For test automation repositories, AGENTS.md is especially valuable, because test automation has a lot of hidden knowledge: which fixtures are shared, how tests run locally vs in CI, what the tags mean, how scenarios are named. Without this file, the agent guesses. With it, the agent works within your rules.

I’m dedicating a separate post to this file because there are quite a few traps. Here, the main message is this: AGENTS.md is not a long text about the project. It’s operational instructions for the model.

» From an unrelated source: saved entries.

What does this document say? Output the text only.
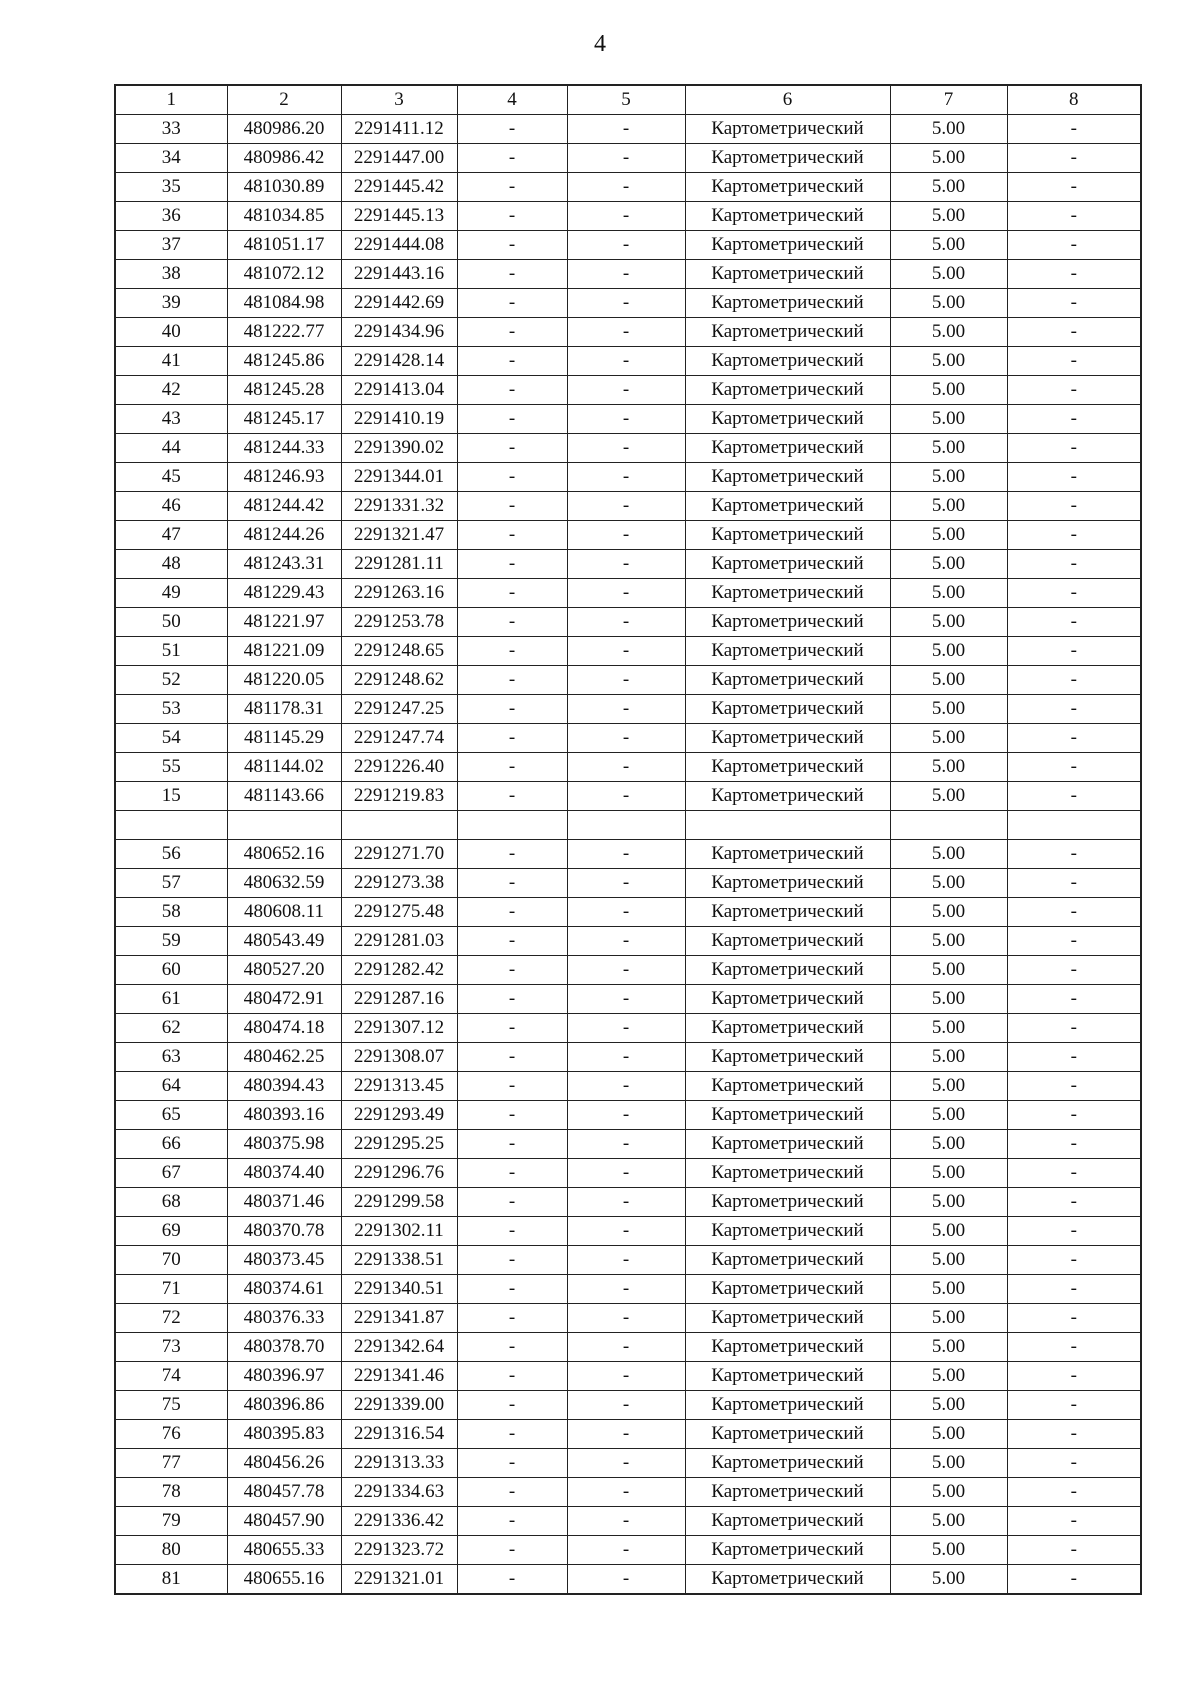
4
1	2	3	4	5	6	7	8
33	480986.20	2291411.12	-	-	Картометрический	5.00	-
34	480986.42	2291447.00	-	-	Картометрический	5.00	-
35	481030.89	2291445.42	-	-	Картометрический	5.00	-
36	481034.85	2291445.13	-	-	Картометрический	5.00	-
37	481051.17	2291444.08	-	-	Картометрический	5.00	-
38	481072.12	2291443.16	-	-	Картометрический	5.00	-
39	481084.98	2291442.69	-	-	Картометрический	5.00	-
40	481222.77	2291434.96	-	-	Картометрический	5.00	-
41	481245.86	2291428.14	-	-	Картометрический	5.00	-
42	481245.28	2291413.04	-	-	Картометрический	5.00	-
43	481245.17	2291410.19	-	-	Картометрический	5.00	-
44	481244.33	2291390.02	-	-	Картометрический	5.00	-
45	481246.93	2291344.01	-	-	Картометрический	5.00	-
46	481244.42	2291331.32	-	-	Картометрический	5.00	-
47	481244.26	2291321.47	-	-	Картометрический	5.00	-
48	481243.31	2291281.11	-	-	Картометрический	5.00	-
49	481229.43	2291263.16	-	-	Картометрический	5.00	-
50	481221.97	2291253.78	-	-	Картометрический	5.00	-
51	481221.09	2291248.65	-	-	Картометрический	5.00	-
52	481220.05	2291248.62	-	-	Картометрический	5.00	-
53	481178.31	2291247.25	-	-	Картометрический	5.00	-
54	481145.29	2291247.74	-	-	Картометрический	5.00	-
55	481144.02	2291226.40	-	-	Картометрический	5.00	-
15	481143.66	2291219.83	-	-	Картометрический	5.00	-

56	480652.16	2291271.70	-	-	Картометрический	5.00	-
57	480632.59	2291273.38	-	-	Картометрический	5.00	-
58	480608.11	2291275.48	-	-	Картометрический	5.00	-
59	480543.49	2291281.03	-	-	Картометрический	5.00	-
60	480527.20	2291282.42	-	-	Картометрический	5.00	-
61	480472.91	2291287.16	-	-	Картометрический	5.00	-
62	480474.18	2291307.12	-	-	Картометрический	5.00	-
63	480462.25	2291308.07	-	-	Картометрический	5.00	-
64	480394.43	2291313.45	-	-	Картометрический	5.00	-
65	480393.16	2291293.49	-	-	Картометрический	5.00	-
66	480375.98	2291295.25	-	-	Картометрический	5.00	-
67	480374.40	2291296.76	-	-	Картометрический	5.00	-
68	480371.46	2291299.58	-	-	Картометрический	5.00	-
69	480370.78	2291302.11	-	-	Картометрический	5.00	-
70	480373.45	2291338.51	-	-	Картометрический	5.00	-
71	480374.61	2291340.51	-	-	Картометрический	5.00	-
72	480376.33	2291341.87	-	-	Картометрический	5.00	-
73	480378.70	2291342.64	-	-	Картометрический	5.00	-
74	480396.97	2291341.46	-	-	Картометрический	5.00	-
75	480396.86	2291339.00	-	-	Картометрический	5.00	-
76	480395.83	2291316.54	-	-	Картометрический	5.00	-
77	480456.26	2291313.33	-	-	Картометрический	5.00	-
78	480457.78	2291334.63	-	-	Картометрический	5.00	-
79	480457.90	2291336.42	-	-	Картометрический	5.00	-
80	480655.33	2291323.72	-	-	Картометрический	5.00	-
81	480655.16	2291321.01	-	-	Картометрический	5.00	-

The most common conceptual mistakes

Five I see most often:

  1. “We have an agent” - they actually have a prompt and manually copy outputs between tools. That’s a workflow, and a manual one at that.
  2. “We’re exposing an MCP” - in reality they slapped together a single CLI script. If there’s no protocol and the AI client can’t auto-discover it, it’s just a script.
  3. “A skill is a long prompt” - a skill is meant to be modular and loaded conditionally; otherwise you lose the point.
  4. “We added a tool” - but without a good description and examples the model doesn’t know when to call it. A tool without a good schema is a dead tool.
  5. AGENTS.md is README.md v2” - README answers “what is this and how do I get started.” AGENTS.md answers “how should you behave here as an agent.”

A simple decision model - what to use when

Before you build anything, ask four questions in this order:

1. Is the problem recurring? Yes → consider a skill. No → a prompt is enough.

2. Does the model need something from outside (data, actions)? No → a skill is enough. Yes, one thing, one-off → a single tool. Yes, a set of things, reusable across multiple places → MCP.

3. Are the steps known and ordered? Yes → build a workflow. No, the problem is exploratory → consider an agent.

4. Will the agent work with code / tests? Yes → write AGENTS.md immediately, before you launch it. Without it, you learn from your own mistakes, and the cost of “agent mistakes in the repo” is high.

These four questions replace ninety percent of architectural debates about “should we build an agent, or a workflow, or maybe an MCP.” Most QA teams end up with: skill + a single tool + workflow. And that’s fine - it really helps, with no risk.

Key takeaways

  • Skill is a reusable instruction package. Prompt is a one-off query.
  • Tool is a function to call. MCP is a protocol for distributing tools.
  • Workflow is a defined path. Agent is a model with a loop and autonomy.
  • AGENTS.md is an operational contract with an agent working in your repo.
  • Before you build “an agent,” check whether you really need autonomy or whether a predictable workflow is enough.

In the next posts we’ll break down each of these elements in detail - starting with how to write a sensible AGENTS.md for a test automation repo.